Durante a entrevista, Cury apresentou propostas que chamaram atenção, principalmente relacionadas ao uso de tecnologia na administração pública, na saúde e na segurança.

Propostas que repercutiram

Entre as ideias apresentadas pelo candidato está a criação de uma secretaria executiva ou de um Ministério da Inteligência Artificial e Robótica. Cury afirmou que a digitalização da máquina pública poderia reduzir despesas e citou uma possível economia entre R$ 150 bilhões e R$ 200 bilhões.

Na saúde, defendeu que 80% das consultas básicas do Sistema Único de Saúde (SUS) fossem realizadas por telemedicina. Cury foi questionado sobre um possível conflito de interesses por ter sido embaixador de uma empresa do setor e negou que ainda mantenha relação com a companhia.

Na área de segurança, o candidato propôs o uso de drones e de um aplicativo para acelerar o atendimento a mulheres vítimas de violência. Segundo Cury, a ferramenta teria um botão de alerta capaz de acionar a delegacia mais próxima.

Outra proposta que ganhou repercussão foi a ideia de utilizar influenciadores digitais nas embaixadas brasileiras. Cury defendeu uma “repaginada” na atuação diplomática para melhorar a promoção dos produtos e da imagem do Brasil no exterior.

“Nós, em destaque, deveríamos treinar os embaixadores e também os colaboradores para serem influenciadores para vender melhor o Brasil lá fora, porque o Brasil não é vendido bem lá fora”, afirmou Cury durante a entrevista.
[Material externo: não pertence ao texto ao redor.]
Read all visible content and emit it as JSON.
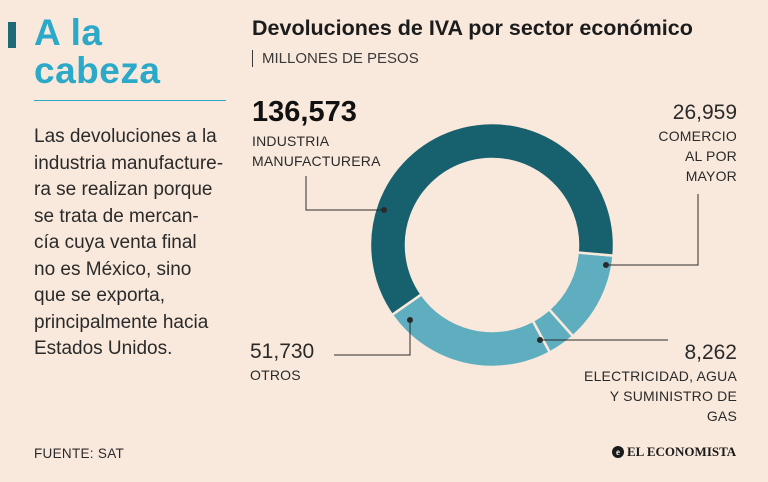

A proposta de Augusto Cury de colocar influenciadores digitais nas embaixadas brasileiras virou meme após a sabatina no Jornal Nacional. A ideia foi apresentada pelo candidato durante uma pergunta sobre a relação do Brasil com outras potências e sobre a atuação do Itamaraty no exterior.

Discurso de alternativa à polarização

Na entrevista, Cury também buscou se apresentar como uma alternativa à polarização entre os principais nomes da disputa presidencial. O candidato do Avante é escritor e médico e estreou na política eleitoral em 2026.